Pascaputusan MK, Cak Imin Tegaskan PKB Tak Selalu Bersama KIM Plus pada pemilihan kepala daerah 2024

JAKARTA – Ketua Umum Partai Kebangkitan Bangsa (PKB) Abdul Muhaimin Iskandar menegaskan, bukan akan selalu dengan dengan Koalisi Indonesia Maju (KIM) Plus di area pemilihan gubernur 2024. Pasalnya, pilkada miliki hukum lokalitasnya. Pernyataan itu dilontarkan ketika disinggung langkah PKB ke depan pascaadanya putusan Mahkamah Konstitusi (MK) terkait pemilihan kepala daerah 2024.
“Ya semua pilkada punya hukum lokalitasnya ya, semua sudah ada kompak dengan tempat masing-masing,” katanya ketika ditemui di tempat sela-sela Muktamar ke-VI PKB, Bali Nusa Dua Convention Center, Hari Sabtu (24/8/2024).
Kendati demikian, pria yang tersebut akrab disapa Cak Imin ini menyampaikan , ada beberapa wilayah PKB sanggup lalu tak berkoalisi dengan KIM Plus. “Tentu sanggup bareng, sanggup beda-beda, tapi tergantung perkembangan nanti,” kata Cak Imin.
Sebelumnya, PKB mengakui adanya inovasi strategi kemudian peta kebijakan pemerintah pada Pemilihan Kepala Daerah 2024. Hal itu diakibatkan putusan Mahkamah Konstitusi (MK) terkait persyaratan pencalonan kepala daerah.
“Nah, apakah ada inovasi dari konfigurasi hasil langkah MK? Mungkin saya bisa jadi jawab ada beberapa perubahan, sekalipun tidaklah drastis,” kata Wasekjen PKB Syaiful Huda di tempat Bali Convention Center, Hari Sabtu 24 Agustus 2024.

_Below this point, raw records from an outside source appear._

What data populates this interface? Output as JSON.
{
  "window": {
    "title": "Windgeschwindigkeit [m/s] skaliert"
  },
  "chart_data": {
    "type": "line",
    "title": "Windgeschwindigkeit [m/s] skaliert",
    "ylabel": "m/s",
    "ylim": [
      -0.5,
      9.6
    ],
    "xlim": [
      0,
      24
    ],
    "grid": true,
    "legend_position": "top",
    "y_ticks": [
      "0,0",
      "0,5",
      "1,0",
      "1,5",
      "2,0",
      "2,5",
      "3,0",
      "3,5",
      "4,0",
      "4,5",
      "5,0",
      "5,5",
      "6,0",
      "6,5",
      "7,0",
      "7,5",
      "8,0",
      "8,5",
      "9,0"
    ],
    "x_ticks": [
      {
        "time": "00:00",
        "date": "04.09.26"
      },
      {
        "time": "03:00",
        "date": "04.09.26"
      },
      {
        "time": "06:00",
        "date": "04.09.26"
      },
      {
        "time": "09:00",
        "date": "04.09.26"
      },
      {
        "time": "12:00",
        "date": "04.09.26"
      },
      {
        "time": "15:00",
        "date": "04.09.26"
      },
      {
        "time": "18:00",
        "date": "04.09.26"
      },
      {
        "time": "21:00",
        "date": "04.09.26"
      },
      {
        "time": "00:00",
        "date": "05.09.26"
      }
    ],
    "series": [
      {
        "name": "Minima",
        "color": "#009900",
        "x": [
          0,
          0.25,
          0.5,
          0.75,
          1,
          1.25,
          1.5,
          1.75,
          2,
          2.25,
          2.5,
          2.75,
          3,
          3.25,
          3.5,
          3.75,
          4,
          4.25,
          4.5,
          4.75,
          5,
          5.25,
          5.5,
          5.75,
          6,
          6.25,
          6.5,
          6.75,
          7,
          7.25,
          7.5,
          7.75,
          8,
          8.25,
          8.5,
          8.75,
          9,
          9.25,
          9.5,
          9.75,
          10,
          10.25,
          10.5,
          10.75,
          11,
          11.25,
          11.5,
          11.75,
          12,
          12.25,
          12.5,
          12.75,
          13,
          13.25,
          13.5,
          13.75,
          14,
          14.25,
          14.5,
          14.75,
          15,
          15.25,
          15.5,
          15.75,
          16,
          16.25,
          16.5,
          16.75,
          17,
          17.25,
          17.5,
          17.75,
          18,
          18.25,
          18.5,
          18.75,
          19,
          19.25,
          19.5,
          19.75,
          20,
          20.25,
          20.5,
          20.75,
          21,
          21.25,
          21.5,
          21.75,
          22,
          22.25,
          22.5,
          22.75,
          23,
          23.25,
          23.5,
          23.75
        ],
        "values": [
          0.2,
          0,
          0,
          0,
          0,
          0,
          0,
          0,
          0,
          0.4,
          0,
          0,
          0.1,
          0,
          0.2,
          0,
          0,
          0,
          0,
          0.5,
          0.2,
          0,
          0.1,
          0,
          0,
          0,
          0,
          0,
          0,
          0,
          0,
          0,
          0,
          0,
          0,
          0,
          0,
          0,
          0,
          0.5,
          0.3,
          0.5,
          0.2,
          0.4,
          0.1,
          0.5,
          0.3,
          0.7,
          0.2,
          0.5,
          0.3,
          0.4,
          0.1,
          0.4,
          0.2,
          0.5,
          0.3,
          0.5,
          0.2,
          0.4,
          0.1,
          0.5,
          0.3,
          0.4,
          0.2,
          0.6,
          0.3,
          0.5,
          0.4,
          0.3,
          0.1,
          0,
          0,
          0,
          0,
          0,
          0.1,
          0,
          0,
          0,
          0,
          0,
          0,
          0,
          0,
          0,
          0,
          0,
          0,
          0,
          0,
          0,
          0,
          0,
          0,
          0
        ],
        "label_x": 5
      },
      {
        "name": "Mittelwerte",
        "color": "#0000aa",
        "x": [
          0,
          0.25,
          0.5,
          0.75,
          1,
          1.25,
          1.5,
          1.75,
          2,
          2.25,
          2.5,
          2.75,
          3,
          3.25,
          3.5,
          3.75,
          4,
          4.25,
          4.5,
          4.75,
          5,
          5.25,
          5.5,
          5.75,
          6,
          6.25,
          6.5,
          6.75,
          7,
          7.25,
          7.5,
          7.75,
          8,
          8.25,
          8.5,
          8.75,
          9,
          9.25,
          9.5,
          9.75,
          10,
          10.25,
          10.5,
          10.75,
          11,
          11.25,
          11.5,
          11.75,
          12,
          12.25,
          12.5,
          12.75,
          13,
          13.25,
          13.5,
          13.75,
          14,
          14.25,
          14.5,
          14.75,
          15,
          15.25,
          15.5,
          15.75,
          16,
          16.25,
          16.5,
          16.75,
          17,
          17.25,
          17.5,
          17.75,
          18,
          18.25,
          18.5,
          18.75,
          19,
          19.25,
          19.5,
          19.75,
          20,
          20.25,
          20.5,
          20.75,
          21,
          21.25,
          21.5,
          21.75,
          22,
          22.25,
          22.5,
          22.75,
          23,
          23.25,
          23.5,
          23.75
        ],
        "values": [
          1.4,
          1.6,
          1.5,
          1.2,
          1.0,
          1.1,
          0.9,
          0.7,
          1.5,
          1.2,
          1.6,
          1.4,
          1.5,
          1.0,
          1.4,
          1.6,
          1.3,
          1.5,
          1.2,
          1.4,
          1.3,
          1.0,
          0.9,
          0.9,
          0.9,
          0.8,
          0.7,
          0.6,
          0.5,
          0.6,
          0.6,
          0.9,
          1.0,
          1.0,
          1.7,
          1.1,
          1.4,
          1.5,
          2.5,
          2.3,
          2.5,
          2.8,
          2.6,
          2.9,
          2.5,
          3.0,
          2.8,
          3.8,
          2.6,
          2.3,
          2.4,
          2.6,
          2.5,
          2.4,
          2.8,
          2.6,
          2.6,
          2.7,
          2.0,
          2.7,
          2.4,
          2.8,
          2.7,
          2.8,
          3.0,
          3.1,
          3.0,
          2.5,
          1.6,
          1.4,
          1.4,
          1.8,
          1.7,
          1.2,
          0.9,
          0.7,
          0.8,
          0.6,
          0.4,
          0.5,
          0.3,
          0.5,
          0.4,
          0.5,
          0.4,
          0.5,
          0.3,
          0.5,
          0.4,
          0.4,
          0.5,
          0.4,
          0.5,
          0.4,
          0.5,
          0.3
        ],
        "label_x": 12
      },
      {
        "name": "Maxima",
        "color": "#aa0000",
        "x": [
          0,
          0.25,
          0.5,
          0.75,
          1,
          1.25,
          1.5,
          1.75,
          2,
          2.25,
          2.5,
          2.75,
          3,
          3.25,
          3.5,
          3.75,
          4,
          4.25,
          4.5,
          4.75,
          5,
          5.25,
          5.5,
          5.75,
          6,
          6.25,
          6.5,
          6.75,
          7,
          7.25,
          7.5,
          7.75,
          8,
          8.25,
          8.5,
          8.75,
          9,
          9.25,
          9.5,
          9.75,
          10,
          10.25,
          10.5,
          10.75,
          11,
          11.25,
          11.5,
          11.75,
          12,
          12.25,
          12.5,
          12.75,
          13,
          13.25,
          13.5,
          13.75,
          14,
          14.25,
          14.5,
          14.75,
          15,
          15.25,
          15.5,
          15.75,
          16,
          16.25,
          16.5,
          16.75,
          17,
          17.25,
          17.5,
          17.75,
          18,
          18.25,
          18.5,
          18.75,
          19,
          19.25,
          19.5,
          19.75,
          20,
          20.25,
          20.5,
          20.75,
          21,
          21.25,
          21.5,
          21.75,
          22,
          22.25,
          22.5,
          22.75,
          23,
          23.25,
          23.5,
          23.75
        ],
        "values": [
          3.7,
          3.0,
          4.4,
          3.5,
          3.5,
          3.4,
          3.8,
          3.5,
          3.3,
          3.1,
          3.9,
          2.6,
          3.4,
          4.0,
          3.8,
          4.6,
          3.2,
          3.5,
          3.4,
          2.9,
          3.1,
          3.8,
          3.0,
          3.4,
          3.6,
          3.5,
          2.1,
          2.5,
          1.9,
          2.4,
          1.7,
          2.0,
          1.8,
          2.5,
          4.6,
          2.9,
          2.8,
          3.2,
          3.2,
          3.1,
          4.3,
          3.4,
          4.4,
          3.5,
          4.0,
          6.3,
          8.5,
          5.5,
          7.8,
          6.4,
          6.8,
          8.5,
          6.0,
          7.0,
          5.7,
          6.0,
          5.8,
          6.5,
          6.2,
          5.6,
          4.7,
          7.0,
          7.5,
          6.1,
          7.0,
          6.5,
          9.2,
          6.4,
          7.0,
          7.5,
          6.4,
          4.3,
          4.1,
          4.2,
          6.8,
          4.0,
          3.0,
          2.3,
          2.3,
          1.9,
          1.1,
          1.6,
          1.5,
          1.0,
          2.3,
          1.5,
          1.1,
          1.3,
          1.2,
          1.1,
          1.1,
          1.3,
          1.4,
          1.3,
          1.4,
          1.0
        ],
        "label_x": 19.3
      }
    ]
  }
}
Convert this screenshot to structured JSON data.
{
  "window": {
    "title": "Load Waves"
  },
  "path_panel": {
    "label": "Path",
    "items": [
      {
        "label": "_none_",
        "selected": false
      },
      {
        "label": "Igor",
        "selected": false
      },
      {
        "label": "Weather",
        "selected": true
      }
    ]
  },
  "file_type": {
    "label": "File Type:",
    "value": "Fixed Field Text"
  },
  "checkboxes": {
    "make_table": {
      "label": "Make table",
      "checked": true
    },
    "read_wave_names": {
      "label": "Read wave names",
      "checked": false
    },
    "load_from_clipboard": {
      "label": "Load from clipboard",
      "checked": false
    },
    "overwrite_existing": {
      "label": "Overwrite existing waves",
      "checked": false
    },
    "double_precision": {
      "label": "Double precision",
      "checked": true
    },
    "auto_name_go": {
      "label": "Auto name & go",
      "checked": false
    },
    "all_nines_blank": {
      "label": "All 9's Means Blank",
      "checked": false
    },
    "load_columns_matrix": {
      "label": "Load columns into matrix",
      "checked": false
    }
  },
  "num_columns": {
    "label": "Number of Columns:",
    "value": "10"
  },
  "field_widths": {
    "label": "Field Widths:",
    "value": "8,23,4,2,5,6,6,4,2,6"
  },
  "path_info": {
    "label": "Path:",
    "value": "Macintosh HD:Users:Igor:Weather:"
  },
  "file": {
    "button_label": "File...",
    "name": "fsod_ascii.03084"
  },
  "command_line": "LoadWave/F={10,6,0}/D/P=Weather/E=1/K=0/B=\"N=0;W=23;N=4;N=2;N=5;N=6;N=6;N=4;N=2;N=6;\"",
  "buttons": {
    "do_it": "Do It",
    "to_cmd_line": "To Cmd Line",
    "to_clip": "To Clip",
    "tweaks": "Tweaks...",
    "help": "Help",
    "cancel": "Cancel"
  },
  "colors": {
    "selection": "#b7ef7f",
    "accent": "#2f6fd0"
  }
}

Untuk itu, Huda mengakui, ada beberapa pembaharuan pengusungan calon kepala wilayah yang dimaksud akan berlaga pada pemilihan gubernur 2024. “Jadi ada sebagian tindakan pengusungan calon dari PKB termasuk menyesuaikan apa yang digunakan telah diputuskan oleh MK di dalam beberapa kabupaten kemudian kota,” kata Huda.
Huda menambahkan, pembaharuan dukungan itu akan dibahas di Muktamar ke VI PKB yang tersebut dilakukan dalam Bali. Pasalnya, pemilihan kepala daerah 2024 juga sudah dimandatkan di Mukernas PKB. “Dalam Muktamar ini adalah kita akan menguatkan konsolidasi internal menggerakkan sebanyak-banyaknya kader untuk mengambil kepimpinan di area eksekutif. Dalam hal ini didorong progresif sebagai calon gubernur, delegasi gubernur bupati, delegasi bupati duta kota serta delegasi wali kota,” tutut Huda.